43. Consequently, the prosecution has successfully proved beyond reasonable doubt that the appellant-convict had caused injuries to his father- Bhupender Singh only and resultantly committed an offence punishable under Section 304 Part I of IPC.
44. Further, the fact that the room of the deceased had been cleaned and the body was dragged outside the house proves that the appellant-convict had tried to cause disappearance of evidence in order to protect himself from punishment. Consequently, he is also guilty of the offence punishable under Section 201 IPC.
CONCLUSION
45. In view of the aforesaid, present appeal is partly allowed.

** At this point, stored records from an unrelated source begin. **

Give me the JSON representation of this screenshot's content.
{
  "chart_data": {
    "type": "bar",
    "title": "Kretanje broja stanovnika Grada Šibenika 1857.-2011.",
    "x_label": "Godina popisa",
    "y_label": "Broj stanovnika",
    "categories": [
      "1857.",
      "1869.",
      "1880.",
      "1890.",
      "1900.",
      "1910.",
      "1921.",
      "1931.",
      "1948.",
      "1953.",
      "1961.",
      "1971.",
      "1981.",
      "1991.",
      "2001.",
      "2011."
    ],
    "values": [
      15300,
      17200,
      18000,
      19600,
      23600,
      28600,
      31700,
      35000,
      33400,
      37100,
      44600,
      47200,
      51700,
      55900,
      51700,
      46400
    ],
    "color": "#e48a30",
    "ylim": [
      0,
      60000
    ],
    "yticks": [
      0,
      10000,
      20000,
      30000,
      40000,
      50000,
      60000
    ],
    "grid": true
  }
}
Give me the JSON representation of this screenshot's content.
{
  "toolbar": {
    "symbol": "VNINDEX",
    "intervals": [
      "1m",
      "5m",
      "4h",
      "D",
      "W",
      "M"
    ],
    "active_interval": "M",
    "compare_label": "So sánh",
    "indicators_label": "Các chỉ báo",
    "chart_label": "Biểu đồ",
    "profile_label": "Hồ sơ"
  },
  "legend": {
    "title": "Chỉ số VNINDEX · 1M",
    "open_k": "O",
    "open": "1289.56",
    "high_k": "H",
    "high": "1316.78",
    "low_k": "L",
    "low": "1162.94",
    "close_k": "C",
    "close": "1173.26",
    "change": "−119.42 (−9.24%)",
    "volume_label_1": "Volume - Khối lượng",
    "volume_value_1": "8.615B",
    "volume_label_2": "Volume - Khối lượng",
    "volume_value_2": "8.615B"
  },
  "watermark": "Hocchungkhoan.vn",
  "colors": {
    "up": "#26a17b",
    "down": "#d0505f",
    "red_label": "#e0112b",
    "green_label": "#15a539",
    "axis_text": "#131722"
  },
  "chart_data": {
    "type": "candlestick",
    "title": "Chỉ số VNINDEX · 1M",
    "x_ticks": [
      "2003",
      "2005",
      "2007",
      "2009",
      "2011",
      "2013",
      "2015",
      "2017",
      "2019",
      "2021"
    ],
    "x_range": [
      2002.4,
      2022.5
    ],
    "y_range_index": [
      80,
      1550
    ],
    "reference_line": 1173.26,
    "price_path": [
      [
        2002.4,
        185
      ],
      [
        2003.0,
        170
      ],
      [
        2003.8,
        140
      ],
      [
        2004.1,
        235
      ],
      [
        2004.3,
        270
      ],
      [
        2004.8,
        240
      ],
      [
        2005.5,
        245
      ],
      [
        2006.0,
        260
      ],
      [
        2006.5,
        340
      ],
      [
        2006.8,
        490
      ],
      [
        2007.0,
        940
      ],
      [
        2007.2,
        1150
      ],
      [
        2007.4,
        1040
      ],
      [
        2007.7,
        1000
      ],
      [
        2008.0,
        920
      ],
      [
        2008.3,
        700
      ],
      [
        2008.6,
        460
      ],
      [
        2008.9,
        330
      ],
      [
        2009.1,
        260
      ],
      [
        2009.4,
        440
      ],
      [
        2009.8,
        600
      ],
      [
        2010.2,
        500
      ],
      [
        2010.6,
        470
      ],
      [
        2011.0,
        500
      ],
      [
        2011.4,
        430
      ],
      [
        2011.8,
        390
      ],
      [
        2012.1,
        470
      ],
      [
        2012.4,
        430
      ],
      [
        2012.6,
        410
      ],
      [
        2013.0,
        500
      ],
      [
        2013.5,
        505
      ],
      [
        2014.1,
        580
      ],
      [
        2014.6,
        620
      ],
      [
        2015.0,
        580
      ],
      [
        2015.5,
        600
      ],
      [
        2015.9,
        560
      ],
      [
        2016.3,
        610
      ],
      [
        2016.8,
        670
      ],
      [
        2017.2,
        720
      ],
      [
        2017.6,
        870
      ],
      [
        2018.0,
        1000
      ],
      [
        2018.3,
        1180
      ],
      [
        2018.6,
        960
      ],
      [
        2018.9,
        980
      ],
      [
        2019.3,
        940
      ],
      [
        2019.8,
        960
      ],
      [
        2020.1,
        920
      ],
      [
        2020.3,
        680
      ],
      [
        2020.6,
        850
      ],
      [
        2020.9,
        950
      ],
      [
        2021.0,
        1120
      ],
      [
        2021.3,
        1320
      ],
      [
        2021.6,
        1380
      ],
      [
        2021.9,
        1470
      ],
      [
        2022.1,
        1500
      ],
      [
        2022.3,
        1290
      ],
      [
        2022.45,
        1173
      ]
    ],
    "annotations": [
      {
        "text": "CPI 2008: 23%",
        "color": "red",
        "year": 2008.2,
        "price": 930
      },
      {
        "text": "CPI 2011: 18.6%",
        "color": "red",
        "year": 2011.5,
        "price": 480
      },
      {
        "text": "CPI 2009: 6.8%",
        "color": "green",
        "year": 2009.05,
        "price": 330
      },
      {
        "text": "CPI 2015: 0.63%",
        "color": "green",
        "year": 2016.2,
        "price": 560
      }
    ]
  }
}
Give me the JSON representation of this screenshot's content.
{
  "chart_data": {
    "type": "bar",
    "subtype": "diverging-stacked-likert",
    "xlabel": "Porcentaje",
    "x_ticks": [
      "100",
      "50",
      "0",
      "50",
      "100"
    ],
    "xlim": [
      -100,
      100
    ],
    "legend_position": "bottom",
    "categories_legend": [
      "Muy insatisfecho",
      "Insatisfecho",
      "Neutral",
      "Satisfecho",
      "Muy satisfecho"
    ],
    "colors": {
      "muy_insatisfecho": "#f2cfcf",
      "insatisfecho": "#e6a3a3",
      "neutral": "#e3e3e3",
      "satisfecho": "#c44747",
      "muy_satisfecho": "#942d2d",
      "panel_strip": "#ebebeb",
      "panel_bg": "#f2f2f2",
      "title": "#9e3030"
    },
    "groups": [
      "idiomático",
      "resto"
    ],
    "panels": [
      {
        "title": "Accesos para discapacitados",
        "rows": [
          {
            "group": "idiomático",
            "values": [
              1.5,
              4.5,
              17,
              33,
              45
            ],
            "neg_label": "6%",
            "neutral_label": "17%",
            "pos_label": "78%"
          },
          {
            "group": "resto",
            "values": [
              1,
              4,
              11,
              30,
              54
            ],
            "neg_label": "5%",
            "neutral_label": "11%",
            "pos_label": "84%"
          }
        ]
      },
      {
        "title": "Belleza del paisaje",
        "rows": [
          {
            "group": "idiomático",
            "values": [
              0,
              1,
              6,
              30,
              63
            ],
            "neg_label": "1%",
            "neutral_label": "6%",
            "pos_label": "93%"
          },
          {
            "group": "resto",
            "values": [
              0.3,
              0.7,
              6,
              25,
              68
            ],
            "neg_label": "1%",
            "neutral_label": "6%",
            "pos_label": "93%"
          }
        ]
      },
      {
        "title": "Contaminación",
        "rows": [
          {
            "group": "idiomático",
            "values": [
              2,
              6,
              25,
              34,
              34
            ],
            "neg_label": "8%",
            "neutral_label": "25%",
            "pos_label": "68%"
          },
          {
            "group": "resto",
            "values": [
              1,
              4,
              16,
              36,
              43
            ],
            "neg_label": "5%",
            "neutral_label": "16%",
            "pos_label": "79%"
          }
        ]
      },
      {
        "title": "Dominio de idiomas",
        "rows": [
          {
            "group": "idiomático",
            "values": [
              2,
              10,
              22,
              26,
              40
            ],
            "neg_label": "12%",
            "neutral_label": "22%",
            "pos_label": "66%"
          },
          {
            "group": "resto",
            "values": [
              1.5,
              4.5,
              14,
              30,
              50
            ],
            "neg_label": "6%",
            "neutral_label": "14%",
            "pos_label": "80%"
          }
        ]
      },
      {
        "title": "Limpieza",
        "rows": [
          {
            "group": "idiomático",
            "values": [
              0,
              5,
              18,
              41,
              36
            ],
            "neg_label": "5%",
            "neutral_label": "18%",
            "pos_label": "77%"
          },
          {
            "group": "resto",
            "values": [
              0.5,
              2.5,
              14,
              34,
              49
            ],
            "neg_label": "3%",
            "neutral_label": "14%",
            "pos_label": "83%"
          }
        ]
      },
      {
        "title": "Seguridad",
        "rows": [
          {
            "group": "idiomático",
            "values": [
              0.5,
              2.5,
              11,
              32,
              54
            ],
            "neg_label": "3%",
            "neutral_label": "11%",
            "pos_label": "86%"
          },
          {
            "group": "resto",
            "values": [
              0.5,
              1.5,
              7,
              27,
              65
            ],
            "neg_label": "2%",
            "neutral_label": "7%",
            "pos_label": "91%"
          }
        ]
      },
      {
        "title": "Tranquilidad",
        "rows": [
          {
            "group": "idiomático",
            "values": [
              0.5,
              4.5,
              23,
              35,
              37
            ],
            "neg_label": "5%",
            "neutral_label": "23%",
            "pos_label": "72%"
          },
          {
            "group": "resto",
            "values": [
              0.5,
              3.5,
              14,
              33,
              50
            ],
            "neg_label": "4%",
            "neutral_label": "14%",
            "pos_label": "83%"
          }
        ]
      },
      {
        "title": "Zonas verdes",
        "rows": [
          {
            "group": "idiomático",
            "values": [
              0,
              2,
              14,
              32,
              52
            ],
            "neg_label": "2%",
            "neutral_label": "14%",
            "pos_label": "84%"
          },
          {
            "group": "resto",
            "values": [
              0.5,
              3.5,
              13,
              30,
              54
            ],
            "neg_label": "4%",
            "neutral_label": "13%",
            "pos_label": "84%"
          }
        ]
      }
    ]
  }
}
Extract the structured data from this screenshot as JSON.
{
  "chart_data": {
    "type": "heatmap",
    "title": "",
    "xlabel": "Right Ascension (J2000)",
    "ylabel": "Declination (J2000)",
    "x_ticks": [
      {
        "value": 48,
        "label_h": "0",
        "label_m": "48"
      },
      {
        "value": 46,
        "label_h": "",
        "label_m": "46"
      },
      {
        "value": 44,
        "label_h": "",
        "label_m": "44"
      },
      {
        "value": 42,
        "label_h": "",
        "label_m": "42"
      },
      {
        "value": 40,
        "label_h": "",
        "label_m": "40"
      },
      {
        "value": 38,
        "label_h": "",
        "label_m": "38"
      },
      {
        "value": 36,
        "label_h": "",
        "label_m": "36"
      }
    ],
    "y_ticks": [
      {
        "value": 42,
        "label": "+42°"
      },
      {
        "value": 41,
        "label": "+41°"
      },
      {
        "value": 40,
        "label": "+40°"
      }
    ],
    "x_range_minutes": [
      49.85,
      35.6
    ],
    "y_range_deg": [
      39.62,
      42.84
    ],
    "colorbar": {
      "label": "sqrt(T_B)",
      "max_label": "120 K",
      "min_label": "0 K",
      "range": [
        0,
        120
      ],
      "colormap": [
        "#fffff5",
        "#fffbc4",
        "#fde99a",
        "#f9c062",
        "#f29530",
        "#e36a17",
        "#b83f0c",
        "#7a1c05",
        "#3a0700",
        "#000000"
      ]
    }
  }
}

The conviction and order on sentence under Section 302 IPC is altered and appellant-convict is convicted under Section 304 Part I of the IPC.
46. Keeping in view the fact that the appellant was about nineteen years on the date of the offence and he had been incarcerated for more than five years, the appellant is sentenced to imprisonment for seven years with a fine of Rs. 10,000/-.
47. The conviction and order on sentence of the appellant-convict under Section 201 IPC is confirmed and he shall be entitled to the benefit under Section 428 Cr.P.C. The impugned judgment of the Trial Court and order on sentence stand modified accordingly.
48. The bail bond of the appellant-convict is cancelled and he is directed to surrender within four weeks before the concerned Jail Superintendent.
49. Trial court record be sent back.
50. Copy of the judgment be sent to the concerned Jail Superintendent.